Finding subject matter can be a lifelong struggle. Mondrian spent decades painting windmills and rivers before he found form with geometric abstraction. The American painter Philip Guston tried socialist murals, allegories of children’s games, and years of abstract impressionism before he eventually hit upon the queer and tragic-comic near-cartoons of contemporary life that sealed his fame for the future. He was, he said, embarrassed to be fiddling about with ethereal tones when news of Vietnam was on the radio.
In the past, academic tradition conveniently chose the subjects for you. You could do portraits, religious or historical scenes, genre paintings, landscapes or still lifes
For Rembrandt and Hals, the rise of the middle classes in the new Dutch republic created both an immediate subject and a market.
Vermeer closes the door on the outside world with his women lost in thought, in letters, in music, sessions of still, silent thought. But his interiors show exactly how the content of a painting can be so much more than its subject.
Every seed in a loaf, every brass tack, every tuft of a rug has its moment, but Vermeer’s true theme is the passage of light. The artist paints light as the source of revelation.
Light is the subject for Turner and Constable, with their seas and skies, and later for the impressionists, trying to catch its fleeting effects on the open-air world. Monet paints the grainstacks over and again, from dawn to dusk.
Dürer once risked six days on a freezing boat to paint a whale washed up on a beach.

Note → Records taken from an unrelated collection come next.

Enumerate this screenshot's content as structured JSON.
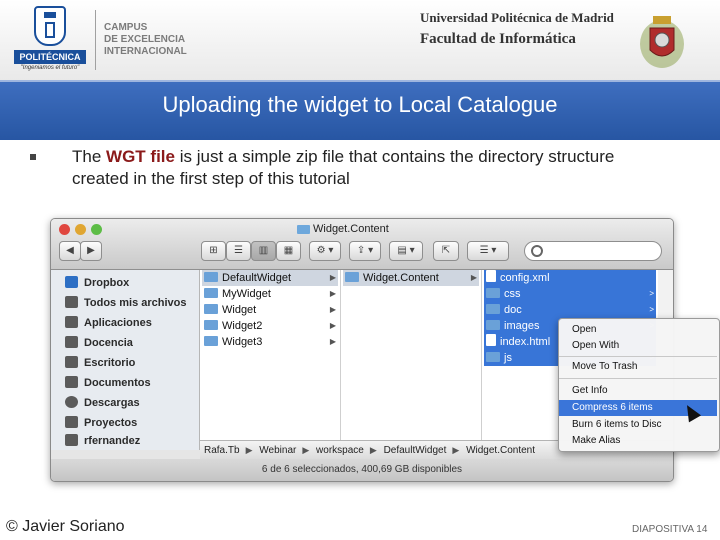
{
  "header": {
    "logo_name": "POLITÉCNICA",
    "logo_slogan": "\"Ingeniamos el futuro\"",
    "campus_lines": [
      "CAMPUS",
      "DE EXCELENCIA",
      "INTERNACIONAL"
    ],
    "university": "Universidad Politécnica de Madrid",
    "faculty": "Facultad de Informática"
  },
  "slide": {
    "title": "Uploading the widget to Local Catalogue",
    "bullet_pre": "The ",
    "bullet_highlight": "WGT file",
    "bullet_post": " is just a simple zip file that contains the directory structure created in the first step of this tutorial"
  },
  "finder": {
    "window_title": "Widget.Content",
    "toolbar": {
      "back": "◀",
      "forward": "▶",
      "view_icons": "⊞",
      "view_list": "☰",
      "view_columns": "▥",
      "view_cover": "▦",
      "action": "⚙ ▾",
      "share": "⇪ ▾",
      "arrange": "▤ ▾",
      "quicklook": "⇱",
      "path": "☰ ▾"
    },
    "sidebar": [
      {
        "label": "Dropbox",
        "icon": "dropbox-icon"
      },
      {
        "label": "Todos mis archivos",
        "icon": "all-files-icon"
      },
      {
        "label": "Aplicaciones",
        "icon": "applications-icon"
      },
      {
        "label": "Docencia",
        "icon": "folder-icon"
      },
      {
        "label": "Escritorio",
        "icon": "desktop-icon"
      },
      {
        "label": "Documentos",
        "icon": "documents-icon"
      },
      {
        "label": "Descargas",
        "icon": "downloads-icon"
      },
      {
        "label": "Proyectos",
        "icon": "folder-icon"
      },
      {
        "label": "rfernandez",
        "icon": "home-icon"
      }
    ],
    "column1": [
      "DefaultWidget",
      "MyWidget",
      "Widget",
      "Widget2",
      "Widget3"
    ],
    "column2": [
      "Widget.Content"
    ],
    "column3": [
      "config.xml",
      "css",
      "doc",
      "images",
      "index.html",
      "js"
    ],
    "pathbar": [
      "Rafa.Tb",
      "Webinar",
      "workspace",
      "DefaultWidget",
      "Widget.Content"
    ],
    "status": "6 de 6 seleccionados, 400,69 GB disponibles"
  },
  "context_menu": {
    "items": [
      "Open",
      "Open With",
      "Move To Trash",
      "Get Info",
      "Compress 6 items",
      "Burn 6 items to Disc",
      "Make Alias"
    ],
    "active_index": 4
  },
  "footer": {
    "author": "© Javier Soriano",
    "slide_number": "DIAPOSITIVA 14"
  },
  "colors": {
    "title_bar": "#2f5fb0",
    "highlight_text": "#8b1a1a",
    "selection": "#3875d7"
  }
}
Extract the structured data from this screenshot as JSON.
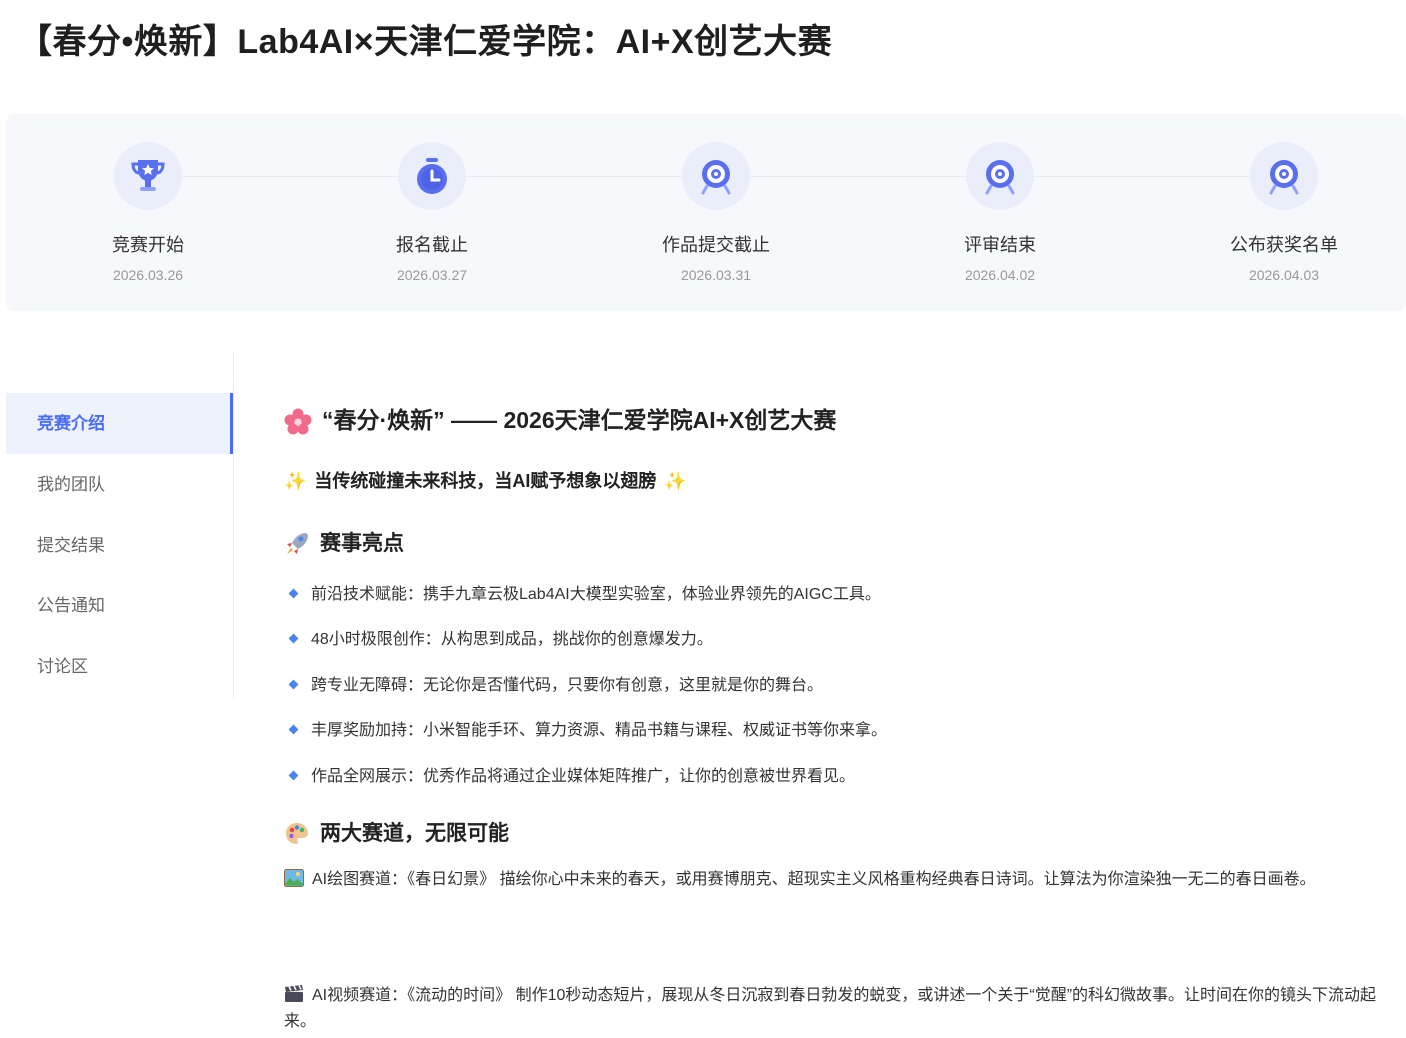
{
  "title": "【春分•焕新】Lab4AI×天津仁爱学院：AI+X创艺大赛",
  "timeline": [
    {
      "label": "竞赛开始",
      "date": "2026.03.26",
      "icon": "trophy-icon"
    },
    {
      "label": "报名截止",
      "date": "2026.03.27",
      "icon": "stopwatch-icon"
    },
    {
      "label": "作品提交截止",
      "date": "2026.03.31",
      "icon": "target-icon"
    },
    {
      "label": "评审结束",
      "date": "2026.04.02",
      "icon": "target-icon"
    },
    {
      "label": "公布获奖名单",
      "date": "2026.04.03",
      "icon": "target-icon"
    }
  ],
  "sidebar": {
    "active": "竞赛介绍",
    "items": [
      {
        "label": "竞赛介绍"
      },
      {
        "label": "我的团队"
      },
      {
        "label": "提交结果"
      },
      {
        "label": "公告通知"
      },
      {
        "label": "讨论区"
      }
    ]
  },
  "content": {
    "heading": "“春分·焕新” —— 2026天津仁爱学院AI+X创艺大赛",
    "slogan": "当传统碰撞未来科技，当AI赋予想象以翅膀",
    "highlights_title": "赛事亮点",
    "highlights": [
      "前沿技术赋能：携手九章云极Lab4AI大模型实验室，体验业界领先的AIGC工具。",
      "48小时极限创作：从构思到成品，挑战你的创意爆发力。",
      "跨专业无障碍：无论你是否懂代码，只要你有创意，这里就是你的舞台。",
      "丰厚奖励加持：小米智能手环、算力资源、精品书籍与课程、权威证书等你来拿。",
      "作品全网展示：优秀作品将通过企业媒体矩阵推广，让你的创意被世界看见。"
    ],
    "tracks_title": "两大赛道，无限可能",
    "tracks": [
      {
        "icon": "picture-icon",
        "text": "AI绘图赛道：《春日幻景》 描绘你心中未来的春天，或用赛博朋克、超现实主义风格重构经典春日诗词。让算法为你渲染独一无二的春日画卷。"
      },
      {
        "icon": "clapper-icon",
        "text": "AI视频赛道：《流动的时间》 制作10秒动态短片，展现从冬日沉寂到春日勃发的蜕变，或讲述一个关于“觉醒”的科幻微故事。让时间在你的镜头下流动起来。"
      }
    ]
  }
}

But artists such as Chardin and Morandi barely left the house, finding everything they needed at home.
Willem de Kooning once said that flesh was the reason oil painting was invented, and for some painters the medium determines the subject. Cézanne’s apples take on both the luminosity and the weight of the paint, more glowing and monumental than reality. Frank Auerbach’s portraits, great hulks of clotted pigment densely painted and overpainted, evidence of each successive sitting, each previous attempt to get across the face and character of the sitter, represent both memory and mutability.
And Lucian Freud’s naked figures, of course, are bodied forth in paint to such a degree as to make sense of his remark that, “As far as I am concerned, the paint is the person.”
All painters contend, to some degree, with those who came before them, and perhaps some subjects are definitively taken: Van Gogh’s sunflowers, Degas’s ballet dancers, Cézanne’s Mont St Victoire.
If you don’t know where to start, take Leonardo’s advice and look at the stains on your walls: there you will find endless new forms to jump-start a painting.”
And Robert Genn says: (I’ve emphasized the words to keep.) “The creative life requires a steady progression of experimentation and discovery. While acquired wisdom is useful, your knowledge must work in tandem with the daily exercise of your curiosity….
Personal refinement of vision makes creativity worthwhile. What you do may not be unique in the greater world of art, but it’s the sweet ignorance of outcome that drives you on.”
Spend some time choosing a subject “….let it come from you–then it will be new.”